View Single Post
  #46  
Old 26th December 2016, 16:13
Mister Towed's Avatar
Mister Towed Mister Towed is offline
Senior Member
 
Join Date: Jul 2011
Posts: 5,328
Mister Towed is on a distinguished road
Default

Interestingly, Octane magazine focuses on the range of coach-built Ferrari 250's this month (I can absolutely recommend it as a riveting read). This includes a quote from a letter written by American racing driver and businessman, George Arents, who was U.S. Ferrari importer Luigi Chinetti's business partner at the time, regarding the quality control at Scaglieti who built all 104 California Spyders for Ferrari -

'The only proper jig they had was a bronze effort to lock in the windscreen with the firewall. Otherwise, bodies were built by attaching lengths of welding rod to the frame and then bending them up so as to approximate such as fenders.
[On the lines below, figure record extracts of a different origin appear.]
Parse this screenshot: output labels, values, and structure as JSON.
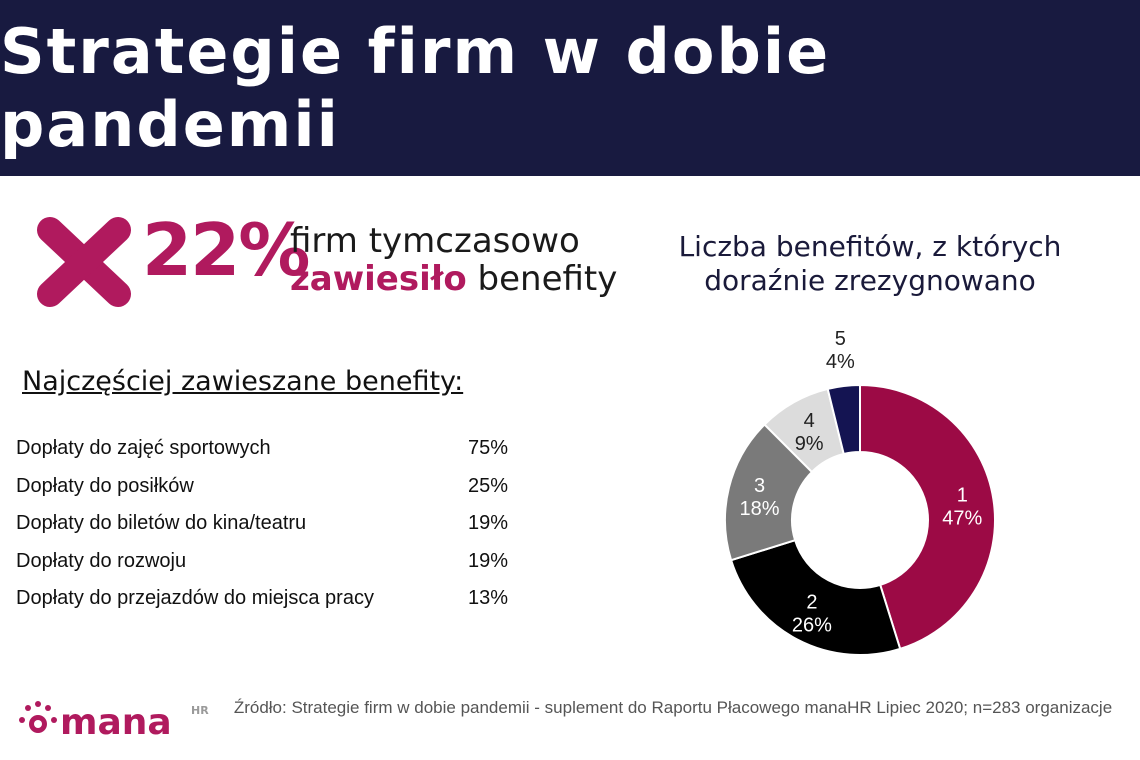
{
  "header": {
    "title": "Strategie firm w dobie pandemii"
  },
  "highlight": {
    "percent": "22%",
    "line1": "firm tymczasowo",
    "accent_word": "zawiesiło",
    "line2_rest": "benefity"
  },
  "list": {
    "title": "Najczęściej zawieszane benefity:",
    "items": [
      {
        "label": "Dopłaty do zajęć sportowych",
        "value": "75%"
      },
      {
        "label": "Dopłaty do posiłków",
        "value": "25%"
      },
      {
        "label": "Dopłaty do biletów do kina/teatru",
        "value": "19%"
      },
      {
        "label": "Dopłaty do rozwoju",
        "value": "19%"
      },
      {
        "label": "Dopłaty do przejazdów do miejsca pracy",
        "value": "13%"
      }
    ]
  },
  "chart_data": {
    "type": "pie",
    "title": "Liczba benefitów, z których doraźnie zrezygnowano",
    "categories": [
      "1",
      "2",
      "3",
      "4",
      "5"
    ],
    "values": [
      47,
      26,
      18,
      9,
      4
    ],
    "labels": [
      "47%",
      "26%",
      "18%",
      "9%",
      "4%"
    ],
    "colors": [
      "#9c0a45",
      "#000000",
      "#7a7a7a",
      "#dcdcdc",
      "#141452"
    ],
    "label_colors": [
      "#ffffff",
      "#ffffff",
      "#ffffff",
      "#222222",
      "#222222"
    ]
  },
  "logo": {
    "text": "mana",
    "suffix": "HR"
  },
  "footer": {
    "source": "Źródło: Strategie firm w dobie pandemii - suplement do Raportu Płacowego manaHR Lipiec 2020; n=283 organizacje"
  }
}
From there an older artisan would beat hell out of a hunk of metal held in place by an apprentice, try it out, shake his head and resort to more beating until everybody agreed that "Ah! It was right," weld it into place and start off with the next piece.'


Funnily enough, you don't hear many people nit-picking about the fit and finish on original California Spyders now, do you.

Truth be told, even production cars from the 50's weren't built that well and anything from an Italian coach-builder was likely to look fantastic at ten paces but not stand up to close scrutiny, while the cars developed by racing departments were 100% function over form so fripperies like paint finish were very low down the list of priorities. That gives us amateur builders a lot of scope to do things 'just about well enough' and still end up with a car that looks like it was built six decades ago.

It's all too easy to criticise other people's home built cars when you haven't got the talent to do it yourself, now isn't it.